Europe 41 AD: Reign of Caligula
When Tiberius died in 37 AD, the throne passed to his 24-year-old nephew Gaius Caesar, better known as Caligula. Despite his initial popularity, Caligula’s rule soon became arbitrary, cruel, and self-absorbed. He began pushing for his absolute power in Rome and, after abandoning Armenia and conducting a farcical military campaign against Germania and Britain, summarily executed the Client King of Mauretania, provoking a revolt in Africa. In early 41 AD, resentful of Caligula’s behavior, the Praetorian Guard assassinated him and proclaimed his uncle Claudius the new emperor—a sinister first in the history of the Empire.
36–42 AD Parthian Civil Wars of 36–42▲
Shortly after regaining his throne after the civil war of 36 AD, Artabanus II of Parthia had to face a rebellion in Seleucia, former capital of the Seleucids and a center of Greek aristocracy in the Parthia Empire. While attempting to deal with the revolt, Artabanus was overthrown by Cinnamus, a Parthian noble, and fled to Adiabene. The King of Adiabene negotiated Artabanus’ return to power, but the latter ruled for just over a year more before dying in 38 or 39 AD, leading to civil war between his sons. One son, Gotarzes, seized power and murdered his brother, another Artabanus, but was overthrown in turn by a third brother, Vardanes. Returning with Hyrcanian and Dahae support, Gotarzes then expelled Vardanes to Bactria. However, faced with intriguing nobles at home and in Armenia, the two brothers reluctantly agreed on peace, with Vardanes as shah.

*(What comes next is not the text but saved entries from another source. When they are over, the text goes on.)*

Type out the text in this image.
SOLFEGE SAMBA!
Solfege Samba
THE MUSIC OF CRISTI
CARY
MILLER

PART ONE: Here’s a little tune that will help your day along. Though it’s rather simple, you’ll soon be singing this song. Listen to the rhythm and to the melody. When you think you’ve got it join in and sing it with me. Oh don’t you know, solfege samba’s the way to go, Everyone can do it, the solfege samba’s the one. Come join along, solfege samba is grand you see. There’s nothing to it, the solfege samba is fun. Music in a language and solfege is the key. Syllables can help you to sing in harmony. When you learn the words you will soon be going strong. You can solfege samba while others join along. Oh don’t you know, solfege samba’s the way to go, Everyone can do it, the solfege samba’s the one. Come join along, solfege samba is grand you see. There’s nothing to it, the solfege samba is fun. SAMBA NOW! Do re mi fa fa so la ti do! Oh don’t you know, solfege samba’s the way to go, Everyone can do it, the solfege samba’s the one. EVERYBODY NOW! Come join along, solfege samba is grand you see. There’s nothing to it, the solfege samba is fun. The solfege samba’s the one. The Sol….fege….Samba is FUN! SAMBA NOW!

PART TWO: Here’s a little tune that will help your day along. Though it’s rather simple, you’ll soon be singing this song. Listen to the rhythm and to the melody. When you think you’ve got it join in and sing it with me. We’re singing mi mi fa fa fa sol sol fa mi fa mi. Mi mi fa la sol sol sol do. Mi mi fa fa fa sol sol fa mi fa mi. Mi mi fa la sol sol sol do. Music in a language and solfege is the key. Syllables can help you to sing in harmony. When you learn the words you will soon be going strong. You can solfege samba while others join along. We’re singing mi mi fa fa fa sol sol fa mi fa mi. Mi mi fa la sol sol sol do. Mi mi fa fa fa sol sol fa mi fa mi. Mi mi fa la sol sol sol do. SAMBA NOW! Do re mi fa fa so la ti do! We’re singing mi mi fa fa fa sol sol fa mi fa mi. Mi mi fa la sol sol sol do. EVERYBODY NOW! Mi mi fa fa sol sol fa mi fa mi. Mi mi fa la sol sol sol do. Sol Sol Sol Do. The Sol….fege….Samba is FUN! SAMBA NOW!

With the arrival of Vardanes back in Ctesiphon, the Parthians finally accepted the capitulation of Seleucia in 42.
28 Mar 37–24 Jan 41 AD Principate of Caligula▲
In March 37 AD the 24-year-old Gaius Caesar—remembered as “Caligula” (little boots) after the nickname his father Germanicus’ soldiers gave him—succeeded Tiberius as emperor of Rome. Although popular and moderate at first, Caligula became increasingly tyrannical and unrestrained after an illness brought him near death in October 37. Following his frequent insults and threats against the Senate and other major figures in Rome—and his contemplation of moving the capital to Alexandria, where he could be worshiped as a god—Caligula was assassinated by members of the Praetorian Guard in January 41 AD, after a reign of less than four years.
37–44 AD Reign of Herod Agrippa▲
In 37 AD Caligula made his friend, Herod Agrippa, client king of Batanaea and other Jewish territories which Tiberius had annexed to Syria. Two years later, Agrippa brought about the banishment of his uncle, Herod Antipas, and was granted Antipas’ domains of Galilee and Peraea. Agrippa reached the peak of his power in 41 AD when, after Caligula’s death, he supported Claudius and in return became ruler of a restored Kingdom of Judea. Agrippa’s realm lasted until his death three years later, upon which it was annexed back to the Roman Empire.
37 AD Caligula’s interference in Armenia▲
In 37 AD the Roman emperor Caligula undid Tiberius’ intervention in Armenia (35 AD) by ordering the arrest and imprisonment of King Mithridates, allowing Shah Artabanus II of Parthia to restore Orodes—Artabanus’ son and Mithridates’ old rival—to the Armenian throne. At about this time, Caligula made Cotys king of Lesser Armenia—the first mention of this kingdom as a Roman client state.
37–38? AD Caligula’s Commagene▲
When he gained power, Caligula granted Gaius Julius Antiochus, his friend and brother-in-law, the position of client king of Commagene, restoring that kingdom (Tiberius had annexed it after the death of Antiochus’ father in 17 AD). In addition to Commagene, the new king received Cilicia Tracheia and part of Lycaonia. However, Antiochus soon had a falling out with Caligula, who abruptly deposed him.
Sep 39–May 40 AD Caligula’s Northern Campaign▲
In 39 AD Caligula traveled north to prove his military skills against the Germans but encountered no action before deciding on an invasion of Britain the next year when Adminius, son of King Cunobeline of the Catuvellauni, sought his aid. It is believed Caligula built a lighthouse at Itius Portus (Boulogne?) but then canceled the campaign, allegedly ordering his assembled forces to collect seashells (musculi) as plunder (although soldier’s huts were also called musculi). Before returning to Rome, he supplemented the few prisoners he had captured with Gallic slaves disguised as Germans to accentuate his triumph.
40–44 AD Seizure of Mauretania▲
In 40 AD Caligula had King Ptolemy of Mauretania—who was visiting him at the time—arrested and executed; according to Suetonius, this was because a crowd admired Ptolemy’s purple cloak (the color was reserved for emperors). The Romans then took control of Mauretania, prompting Ptolemy’s former household slave Aedemon to lead a Berber revolt in the west. The rebellion would not be fully suppressed until 44 AD, three years after Caligula’s death.